Laura Downey and Chris Palumbo dove right into the subject on the  occasion of raw-milk cheese day.  As owners of both the Fairfield and Greenwich Cheese Companies, they know a thing or two about these rare, old-school cheeses first hand. 

Their popular Cheese School courses have, like so many things, moved online. This topic tapped into their close relationship with farmstead cheese makers — the ones that make sought-after raw-milk products.  They’ve visited many of these farmsteads to gain first-hand knowledge of the place and people behind the cheese. 

There are a lot of misconceptions about raw-milk cheese.  Cheese made with raw milk must be aged at least 60 days to ensure that any unhealthy bacteria are no longer active, making it safe.  Those bacteria give the cheese additional flavor and complexity.  If you’ve ever had Parmesan or Gruyère, you’ve had raw-milk cheese. 

At Fairfield Cheese, on the afternoon of the online class, cheesemonger Alyssa prepared the cheeses for the tasting. While waiting, I eavesdropped on another monger helping a customer put together a cheese platter.  As he recommended and described they debated the variety and mix of cheeses to be included. It was a mini lesson in fine cheese. 

That evening, Laura began the seminar by discussing the uniqueness of raw-milk cheese. Raw milk has not been pasteurized, so it’s naturally alive with bacteria that sets the cheese apart. For the most part, raw-milk cheese is farmstead cheese — made on the farm where the milk is produced like an estate-bottle wine.  It’s often a small family operation with a manageable herd of lovingly-cared-for animals.  Some of the cheeses are seasonal, only made during the fresh-grass grazing season.

Six cheeses were included to show a broad range of styles. Manchego 1605 (the year of Don Quixote’s quest for adventure) is a rare example. Most Manchego is made from pasteurized milk, but there are still ten small farmstead producers using raw milk.  The tasters appreciated the complex flavor, long finish, and creamy texture.  “A good wine cheese,” Chris chimed in. 

Since most of the cheeses were aged, I opened a 2017 Silver Spur Napa Cabernet from Jamieson Ranch Vineyards ($30).  It’s the kind of full-bodied wine dark fruit notes, lightly toasted oak, and firm structure, that pairs well with aged cheese. 

Pleasant Ridge Reserve from Dodgeville, WI is an example of the trend toward making farmstead raw-milk cheese in the U.S.  Made only in summer, this rich, flavor-packed Alpine-style cheese is the most awarded cheese made in America. It was a favorite of the tasters. 

We went on to taste a small-village Swiss Gruyère  and a seldom-seen, two-year raw-milk cheddar from Shelburne Farms in Vermont. 

Grayson, from Meadow Creek Dairy in Virginia was the youngest cheese in the tasting. A washed-rind semi-soft cheese, it had a pleasing yellow color from the high butterfat milk of the farmstead’s Jersey cows. The aromatic cheese, only produced in summer and aged 60 days, was another tasters’ favorite. 

The evening finished with Stichelton, the only version of the iconic English Stilton-style cheese made with raw milk today. 
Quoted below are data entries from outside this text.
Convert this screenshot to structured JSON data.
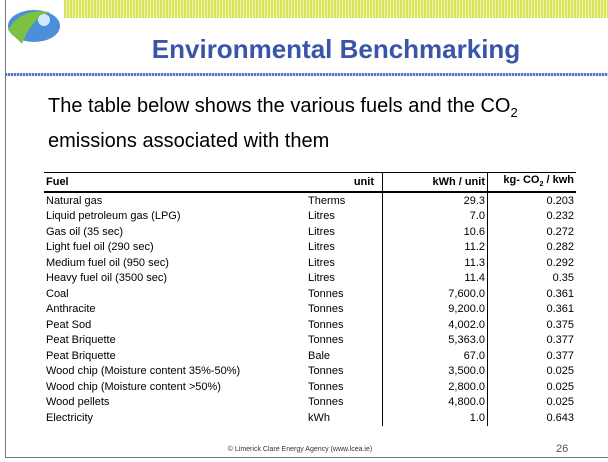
{
  "header": {
    "title": "Environmental Benchmarking"
  },
  "intro": {
    "before": "The table below shows the various fuels and the CO",
    "sub": "2",
    "after": " emissions associated with them"
  },
  "table": {
    "columns": [
      "Fuel",
      "unit",
      "kWh / unit",
      {
        "before": "kg- CO",
        "sub": "2",
        "after": " / kwh"
      }
    ],
    "rows": [
      [
        "Natural gas",
        "Therms",
        "29.3",
        "0.203"
      ],
      [
        "Liquid petroleum gas (LPG)",
        "Litres",
        "7.0",
        "0.232"
      ],
      [
        "Gas oil (35 sec)",
        "Litres",
        "10.6",
        "0.272"
      ],
      [
        "Light fuel oil (290 sec)",
        "Litres",
        "11.2",
        "0.282"
      ],
      [
        "Medium fuel oil (950 sec)",
        "Litres",
        "11.3",
        "0.292"
      ],
      [
        "Heavy fuel oil (3500 sec)",
        "Litres",
        "11.4",
        "0.35"
      ],
      [
        "Coal",
        "Tonnes",
        "7,600.0",
        "0.361"
      ],
      [
        "Anthracite",
        "Tonnes",
        "9,200.0",
        "0.361"
      ],
      [
        "Peat Sod",
        "Tonnes",
        "4,002.0",
        "0.375"
      ],
      [
        "Peat Briquette",
        "Tonnes",
        "5,363.0",
        "0.377"
      ],
      [
        "Peat Briquette",
        "Bale",
        "67.0",
        "0.377"
      ],
      [
        "Wood chip (Moisture content 35%-50%)",
        "Tonnes",
        "3,500.0",
        "0.025"
      ],
      [
        "Wood chip (Moisture content >50%)",
        "Tonnes",
        "2,800.0",
        "0.025"
      ],
      [
        "Wood pellets",
        "Tonnes",
        "4,800.0",
        "0.025"
      ],
      [
        "Electricity",
        "kWh",
        "1.0",
        "0.643"
      ]
    ]
  },
  "footer": {
    "credit": "© Limerick Clare Energy Agency (www.lcea.ie)",
    "page": "26"
  }
}
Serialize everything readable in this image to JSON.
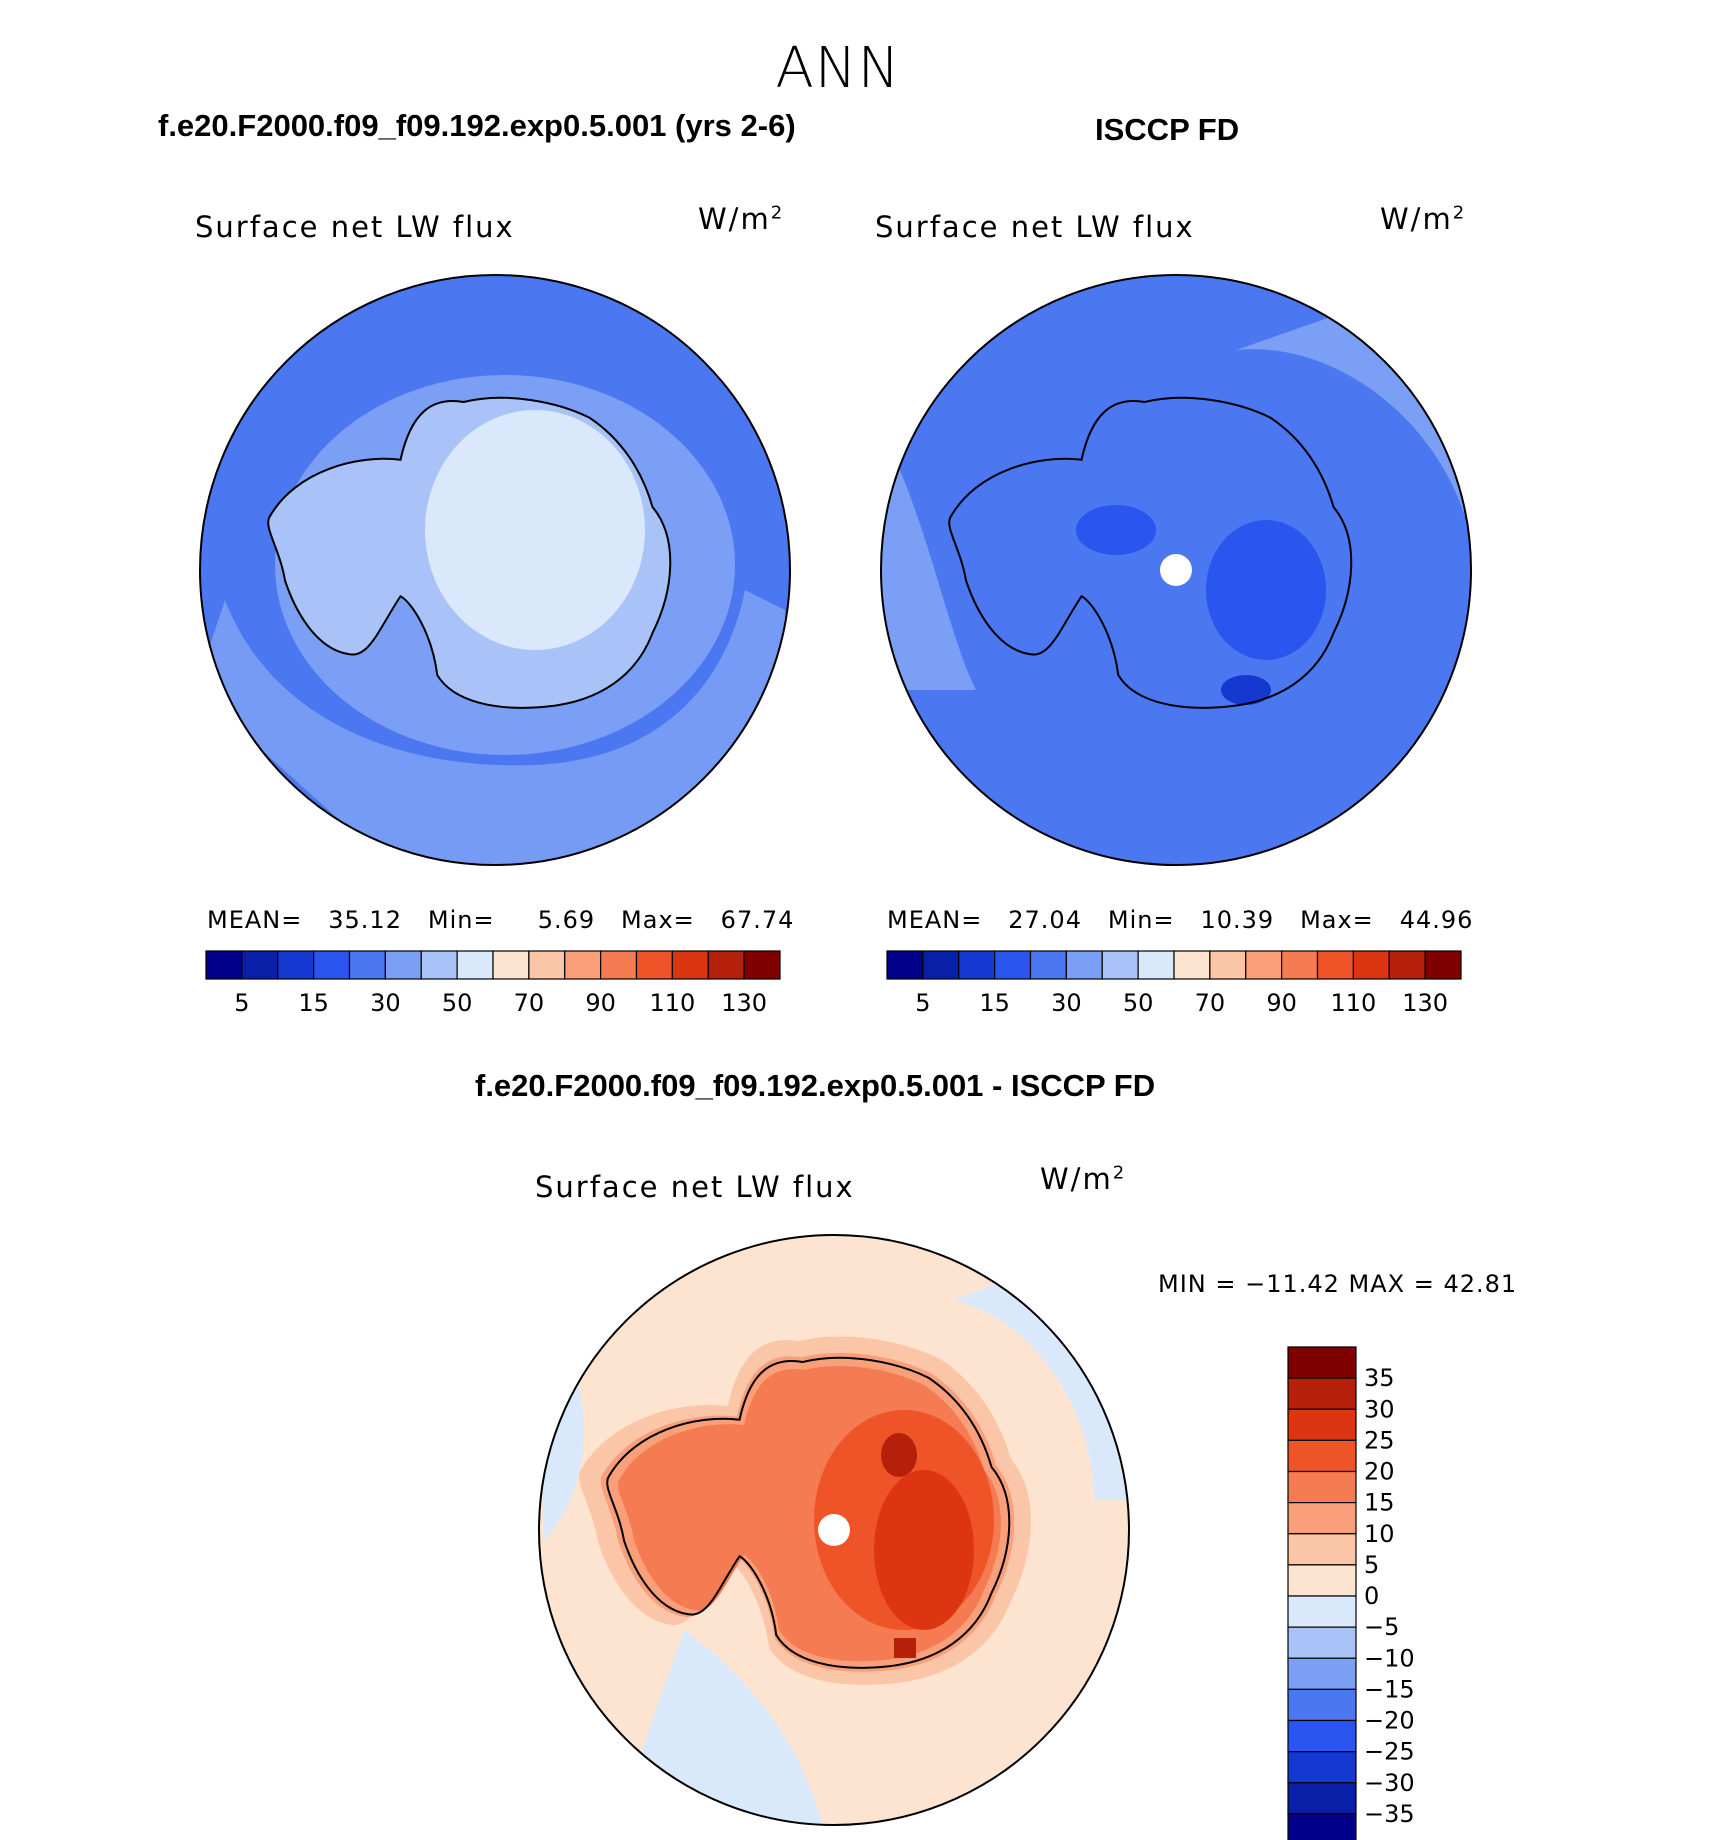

Chris and Laura have more online cheese school classes scheduled. Visit for topics and dates.

Some national cheese makers like the Point Reyes Farmstead Cheese Co. in California are putting on Zoom tastings too.  

In an hour-long seminar two weeks ago, hospitality coordinator Nikki Gruss led us through the eight cheeses included in their Big Cheese mail order package ($140).  Bold Original Blue, celebrating its 20th anniversary, is their most popular offering. Bay Blue is a milder, creamier French style. 

While tasting the blues I learned about the magic pairing of blue cheese and dark chocolate. Give it a try. 

Buttery, tangy, Toma, an Italian-style semi-hard cheese traditionally made on small farms in Italy, comes from Point Reyes in four styles: truffled, herbs de Provence, and Tomarashi as well as the original.  The delicious Tomarashi is seasoned with Shichimi Togarashi, a Japanese spice blend containing nori, chili flakes, and ginger, along with toasted sesame, poppy and hemp seeds.  Point Reyes cheeses are available locally at Whole Foods or on line at 

Point Reyes chef Jennifer Luttrell had our mouths watering with a few quick and easy cheese-based recipes.  Her Italian-style frico was a simple mix of finely grated Tomarashi sprinkled on a sheet pan and baked until crisp. It could be broken into crackers or crumbled to top off a savory soup. She described her take on house-made pimento cheese along with their blue cheese and date dip, both part of the Big Cheese package. 

The event wound up with Point Reyes white cheddar and aged gouda

My fellow Point Reyes tasters, ranging from Seattle to Maine and South Dakota to Texas savored the direct connection to the farm.  Those of us on the raw-milk seminar got the inside scoop from knowledgeable, professional mongers.  I’m hungry for more.